Finance

A La Carte Financial Planning can Shortchange Retirees

“InvestmentNews,” a leading news publication for financial professionals, shared an interesting statistic that should make the general public sit up and take notice: eighty percent of the beneficiary forms that are part of important financial documents are blank, outdated or improperly completed. These include beneficiary forms for individual retirement accounts, pension plans and insurance policies. Very often, this is discovered after it is too late to correct the document.

“These mistakes can be costly – even tragic – because what they do is impair the ability to protect, preserve and pass on assets to heirs,” explained Troy Hamsher, founder and CEO of Hamsher Wealth Management, LLC, a full service financial and retirement planning firm based in Colorado. To protect their clients from these and other oversights, Hamsher’s firm conducts a beneficiary review as standard practice, a unique service not offered at most firms. “Simply putting a name on the beneficiary form often does not reflect the true wishes of the client. Unfortunately, life events such as divorce, children, step-children, adult children with special needs and spendthrift protection need more detailed attention,” he detailed.

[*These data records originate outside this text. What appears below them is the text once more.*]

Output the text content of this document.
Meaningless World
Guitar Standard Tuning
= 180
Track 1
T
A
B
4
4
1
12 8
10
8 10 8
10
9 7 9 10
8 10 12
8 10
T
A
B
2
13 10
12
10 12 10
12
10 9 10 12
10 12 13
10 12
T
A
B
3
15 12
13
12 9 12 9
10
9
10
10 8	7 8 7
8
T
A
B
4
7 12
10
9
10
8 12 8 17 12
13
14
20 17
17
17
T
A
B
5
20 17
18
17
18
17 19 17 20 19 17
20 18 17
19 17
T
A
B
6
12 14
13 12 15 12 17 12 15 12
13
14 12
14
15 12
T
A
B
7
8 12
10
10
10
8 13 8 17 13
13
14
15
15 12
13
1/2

One way this unfortunate circumstance may occur is when people attempt to manage their financial planning through what Hamsher describes as “à la carte planning” – that is, working with different financial representatives from different firms and an attorney from yet another firm. “The problem is that none of these professionals are plugged into one another, working in tandem on behalf of the client. Therefore, all of the advice is one-dimensional,” he explained.

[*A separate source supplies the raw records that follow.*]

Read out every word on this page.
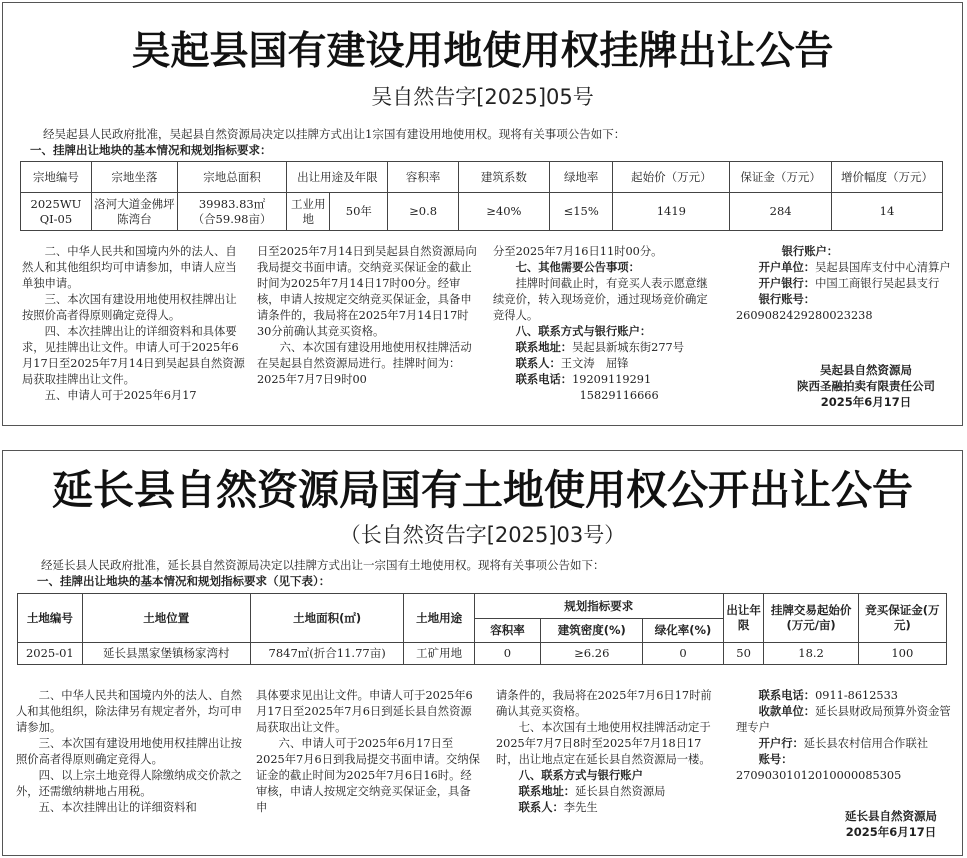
吴起县国有建设用地使用权挂牌出让公告
吴自然告字[2025]05号
经吴起县人民政府批准，吴起县自然资源局决定以挂牌方式出让1宗国有建设用地使用权。现将有关事项公告如下：
一、挂牌出让地块的基本情况和规划指标要求：
宗地编号	宗地坐落	宗地总面积	出让用途及年限		容积率	建筑系数	绿地率	起始价（万元）	保证金（万元）	增价幅度（万元）
2025WU QI-05	洛河大道金佛坪陈湾台	39983.83㎡
（合59.98亩）	工业用地	50年	≥0.8	≥40%	≤15%	1419	284	14

二、中华人民共和国境内外的法人、自然人和其他组织均可申请参加，申请人应当单独申请。

三、本次国有建设用地使用权挂牌出让按照价高者得原则确定竞得人。

四、本次挂牌出让的详细资料和具体要求，见挂牌出让文件。申请人可于2025年6月17日至2025年7月14日到吴起县自然资源局获取挂牌出让文件。

五、申请人可于2025年6月17

日至2025年7月14日到吴起县自然资源局向我局提交书面申请。交纳竞买保证金的截止时间为2025年7月14日17时00分。经审核，申请人按规定交纳竞买保证金，具备申请条件的，我局将在2025年7月14日17时30分前确认其竞买资格。

六、本次国有建设用地使用权挂牌活动在吴起县自然资源局进行。挂牌时间为：2025年7月7日9时00

分至2025年7月16日11时00分。

七、其他需要公告事项：

挂牌时间截止时，有竞买人表示愿意继续竞价，转入现场竞价，通过现场竞价确定竞得人。

八、联系方式与银行账户：

联系地址：吴起县新城东街277号

联系人：王文涛　屈锋

联系电话：19209119291

15829116666

银行账户：

开户单位：吴起县国库支付中心清算户

开户银行：中国工商银行吴起县支行

银行账号：2609082429280023238

吴起县自然资源局
陕西圣融拍卖有限责任公司
2025年6月17日
延长县自然资源局国有土地使用权公开出让公告
（长自然资告字[2025]03号）
经延长县人民政府批准，延长县自然资源局决定以挂牌方式出让一宗国有土地使用权。现将有关事项公告如下：
一、挂牌出让地块的基本情况和规划指标要求（见下表）：
土地编号	土地位置	土地面积(㎡)	土地用途	规划指标要求			出让年限	挂牌交易起始价(万元/亩)	竞买保证金(万元)
				容积率	建筑密度(%)	绿化率(%)			
2025-01	延长县黑家堡镇杨家湾村	7847㎡(折合11.77亩)	工矿用地	0	≥6.26	0	50	18.2	100

二、中华人民共和国境内外的法人、自然人和其他组织，除法律另有规定者外，均可申请参加。

三、本次国有建设用地使用权挂牌出让按照价高者得原则确定竞得人。

四、以上宗土地竞得人除缴纳成交价款之外，还需缴纳耕地占用税。

五、本次挂牌出让的详细资料和

具体要求见出让文件。申请人可于2025年6月17日至2025年7月6日到延长县自然资源局获取出让文件。

六、申请人可于2025年6月17日至2025年7月6日到我局提交书面申请。交纳保证金的截止时间为2025年7月6日16时。经审核，申请人按规定交纳竞买保证金，具备申

请条件的，我局将在2025年7月6日17时前确认其竞买资格。

七、本次国有土地使用权挂牌活动定于2025年7月7日8时至2025年7月18日17时，出让地点定在延长县自然资源局一楼。

八、联系方式与银行账户

联系地址：延长县自然资源局

联系人：李先生

联系电话：0911-8612533

收款单位：延长县财政局预算外资金管理专户

开户行：延长县农村信用合作联社

账号：27090301012010000085305

延长县自然资源局
2025年6月17日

At Hamsher Wealth Management, clients have an entire team of professionals working on their behalf, including CPAs, insurance professionals, financial analysts, an estate planning attorney and two prominent portfolio managers, Wayne Schmidt and Michael Binger, who both hold the designation of Chartered Financial Analyst®. “Not only do our portfolio managers bring five decades of experience to the table, they bring two very important resumes, with one being fixed income and the other being equities,” said Hamsher, adding that Schmidt and Binger regularly appear on Fox Business News, MSNBC, CNBC and Bloomberg TV as panel experts to discuss current trends in the financial industry.

One of those trends focuses on the rush of baby boomers approaching retirement. Managing Social Security benefits is foremost on most people’s minds, but Hamsher has seen that often financial professionals give their clients the most simplistic, basic advice: start taking Social Security benefits at age 62, or at full retirement age at 66 or wait until age 70 to get the highest benefit. He cautions that variables like the age gap between spouses, the timing of retirement and the client’s overall financial plan make this a more complex decision for sound retirement planning.

“It’s certainly not a one-size-fits-all proposition,” said Hamsher. “We start with our proprietary software that runs every possible strategy and claiming option, so our clients can see exactly how to get the most out of their Social Security benefits. At the end of the day, every dollar that you can maximize with Social Security is one less dollar that you are going to need from your own nest egg to supplement that income gap in retirement.”

“Let’s face it, Social Security alone does not equal the ideal retirement, nor was it designed to,” continued Hamsher, introducing the topic of annuities, which have increased in popularity as pension plans have eroded.

“Indexed annuities can play a vital role in retirement planning. Different indexed annuities carry different features and benefits. For instance, some are better suited for producing income, some for wealth transfer and others are best for tax-deferred wealth accumulation. We carry a large portfolio of carriers and products, which is the only way that we can recommend the exact product that provides a gloved fit for the needs of the client,” Hamsher said.

Longevity is another hot topic for baby boomers. In the U.S. and other countries, people are living in retirement for as many years as they spent working. Long-term care insurance is advantageous for people who are in a position to keep paying monthly premiums. But according to Hamsher, there are people in their 60’s and 70’s who do not have long-term care insurance and are now starting to worry about the consequences to come as years progress. “The good news is that there are some very strong options available that we refer to as alternatives to long-term care,” said Hamsher, who warned that if people don’t work with a full-service financial firm, an introduction and explanation of these alternatives is unlikely.

For ten years, Hamsher has hosted the “The Dollars and Sense Radio Show”. His wife, Lauri, joined as co-host seven years ago, bringing the female perspective, which is often underrepresented in the financial industry. “Our listeners feel a connection that does not exist with typical prerecorded infomercials. Imagine talking to your spouse for one or two hours straight, unscripted and live – that’s where the entertainment factor comes in,” quipped Hamsher. Out of the studio and back at the office, Lauri, who oversees the client service and support operations at Hamsher Wealth Management, also specializes in assisting widowed and single women with income planning and solutions for their retirement portfolios.